India won’t accept shifting of LAC, China paying for its Ladakh misadventure: CDS Gen Bipin Rawat

Because of Indian defence forces’ firm and strong response, the Chinese Army is facing the “unanticipated consequences” of its misadventure in Ladakh, Chief of Defence Staff Gen Bipin Rawat said on Friday even as he stressed that status quo will have to be restored as India won’t accept any shifting of the Line of Actual Control.

The strong remarks on the situation on the China border were made by the CDS on a day when the two countries are holding their eighth round of Corps Commander-level talks to address the ongoing military stand-off which has been going on for the last over six months after transgressions by the PLA at multiple locations.

“The situation along the LAC in Eastern Ladakh remains tense. The People’s Liberation Army is facing unanticipated consequences of its misadventure in Ladakh because of Indian defence force’s firm and strong response. Our posturing is unambiguous– status quo has to be restored and we will not accept any shifting of the Line of Actual Control,” he said while addressing a webinar on 60 years of National Defence College.

He said that in the overall security calculus, a full-scale conflict with China is low on probability and that in the future the China-India relationship will be a competitive one.

“In the overall security calculus, a full-scale conflict with China is low on probability. However, border confrontations transgressions and unprovoked tactical military actions spiralling into larger conflict cannot be discounted,” he said.

“An unbalanced economic relationship is likely to ensure that in near future the China-India relationship will remain a fundamentally competitive one,” the CDS added.

While addressing the webinar, the CDS stated that there is a potential for escalation of threat perception for India as there is “constant friction with our two nuclear-armed neighbours with whom India has fought wars and are increasingly acting in collusion. They pose an omnipresent danger of regional instability.”

General Rawat also spoke at length on Pakistan as he stated that India’s western neighbour “Pakistan continues to remain the epicentre of armed Islamic insurgency and terrorism and is engaged in propagating false communal narrative to disrupt peace in India.”

“Pakistan has continued to remain the epicentre of armed Islamic insurgency and terrorism. For three decades now, the Pakistan army and its intelligence agency ISI have been waging a proxy war in Jammu and Kashmir. It is now increasingly resorting to non-kinetic means by launching vicious anti-India rhetoric on social media and propagating false communal narrative to create social disharmony within India,” he added.

General Rawat stated that Pakistan’s current economic crisis, its inability to come out of the FATF grey list, rising religious and ethnic fundamentalism, and internal power struggles will push it further into instability in the foreseeable future.

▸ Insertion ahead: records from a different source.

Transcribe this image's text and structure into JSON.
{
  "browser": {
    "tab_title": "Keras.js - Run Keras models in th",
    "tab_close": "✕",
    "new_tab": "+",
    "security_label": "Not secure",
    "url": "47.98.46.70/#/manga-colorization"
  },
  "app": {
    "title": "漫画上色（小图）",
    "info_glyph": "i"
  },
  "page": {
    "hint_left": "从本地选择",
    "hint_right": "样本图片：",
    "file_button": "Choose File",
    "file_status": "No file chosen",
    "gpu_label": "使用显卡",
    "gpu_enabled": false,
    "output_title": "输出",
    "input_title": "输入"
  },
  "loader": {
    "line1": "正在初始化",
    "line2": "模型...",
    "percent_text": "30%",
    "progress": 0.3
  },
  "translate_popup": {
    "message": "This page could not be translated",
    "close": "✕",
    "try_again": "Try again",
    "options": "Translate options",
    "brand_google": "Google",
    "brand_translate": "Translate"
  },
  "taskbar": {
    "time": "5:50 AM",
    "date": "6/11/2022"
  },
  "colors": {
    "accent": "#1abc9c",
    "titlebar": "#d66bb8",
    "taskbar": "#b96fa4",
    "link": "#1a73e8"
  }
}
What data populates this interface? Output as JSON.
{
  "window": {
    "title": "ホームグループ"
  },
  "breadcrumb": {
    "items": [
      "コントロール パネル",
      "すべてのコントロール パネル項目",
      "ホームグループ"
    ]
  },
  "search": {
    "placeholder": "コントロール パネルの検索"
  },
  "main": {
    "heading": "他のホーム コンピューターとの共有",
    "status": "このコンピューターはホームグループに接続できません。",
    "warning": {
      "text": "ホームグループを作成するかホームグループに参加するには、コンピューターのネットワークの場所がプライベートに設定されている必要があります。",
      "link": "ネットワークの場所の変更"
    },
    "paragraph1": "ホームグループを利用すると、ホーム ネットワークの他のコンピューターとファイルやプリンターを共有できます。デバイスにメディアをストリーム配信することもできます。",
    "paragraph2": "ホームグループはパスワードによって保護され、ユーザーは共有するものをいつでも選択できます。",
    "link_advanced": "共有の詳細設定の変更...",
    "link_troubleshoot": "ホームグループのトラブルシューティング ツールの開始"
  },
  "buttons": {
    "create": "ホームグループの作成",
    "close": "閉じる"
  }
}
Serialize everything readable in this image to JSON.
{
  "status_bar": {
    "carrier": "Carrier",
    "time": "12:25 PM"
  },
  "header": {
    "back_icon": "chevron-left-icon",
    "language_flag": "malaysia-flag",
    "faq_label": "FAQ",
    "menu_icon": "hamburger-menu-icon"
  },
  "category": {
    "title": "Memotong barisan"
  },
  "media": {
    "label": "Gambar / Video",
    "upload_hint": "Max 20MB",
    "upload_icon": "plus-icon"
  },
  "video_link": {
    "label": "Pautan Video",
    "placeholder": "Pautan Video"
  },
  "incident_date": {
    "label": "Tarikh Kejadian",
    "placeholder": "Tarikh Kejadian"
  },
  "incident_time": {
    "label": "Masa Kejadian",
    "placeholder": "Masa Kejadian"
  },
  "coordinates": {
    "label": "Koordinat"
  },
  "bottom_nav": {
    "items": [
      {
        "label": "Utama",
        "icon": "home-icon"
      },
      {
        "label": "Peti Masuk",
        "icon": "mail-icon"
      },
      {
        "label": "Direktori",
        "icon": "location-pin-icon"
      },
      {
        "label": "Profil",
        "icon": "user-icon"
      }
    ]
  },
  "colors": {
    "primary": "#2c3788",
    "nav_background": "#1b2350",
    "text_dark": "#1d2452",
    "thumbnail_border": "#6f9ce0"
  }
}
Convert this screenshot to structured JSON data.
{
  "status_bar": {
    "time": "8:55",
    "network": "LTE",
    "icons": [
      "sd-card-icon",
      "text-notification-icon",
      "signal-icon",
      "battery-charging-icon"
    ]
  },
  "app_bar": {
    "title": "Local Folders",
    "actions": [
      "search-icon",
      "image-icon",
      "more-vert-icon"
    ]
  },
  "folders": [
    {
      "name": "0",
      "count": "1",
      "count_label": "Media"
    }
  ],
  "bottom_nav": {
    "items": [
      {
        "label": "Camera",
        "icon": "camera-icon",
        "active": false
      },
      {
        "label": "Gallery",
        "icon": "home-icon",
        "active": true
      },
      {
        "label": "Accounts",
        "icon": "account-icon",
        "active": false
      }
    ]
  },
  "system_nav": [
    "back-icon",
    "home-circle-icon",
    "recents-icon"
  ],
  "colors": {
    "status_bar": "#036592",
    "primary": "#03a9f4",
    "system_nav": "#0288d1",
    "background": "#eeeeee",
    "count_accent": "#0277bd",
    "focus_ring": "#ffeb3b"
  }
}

The surgical strikes post the Uri terror attack and the Balakot airstrikes have delivered a strong message to Pakistan that it no longer enjoys the impunity of pushing terrorists across the line of control under the nuclear bogey, he said.

“The new Indian template has injected ambiguity and uncertainty in Pakistan evident in its media reports about the Indian armed forces’ reaction. If Pakistan sponsored terrorist crosses the threshold of tolerance despite its internal instability, failing economy, international isolation and vitiated civil military relations, Pakistan will continue to profess that Kashmir is an unfinished agenda and its army will continue to raise the bogey of an existential threat from India to justify its disproportionately large strength and need for funds to maintain its fighting capabilities,” he added.

He also stressed the need to develop indigenous capability in terms of the country’s military requirements for strategic independence.

“As India grows in stature, security challenges will rise proportionately. We must move out of the constant threat of sanctions or dependency on individual nations for our military requirements and invest in building long-term indigenous capability for strategic independence and application of decisive military power to squarely meet present and emerging challenges,” CDS Rawat said.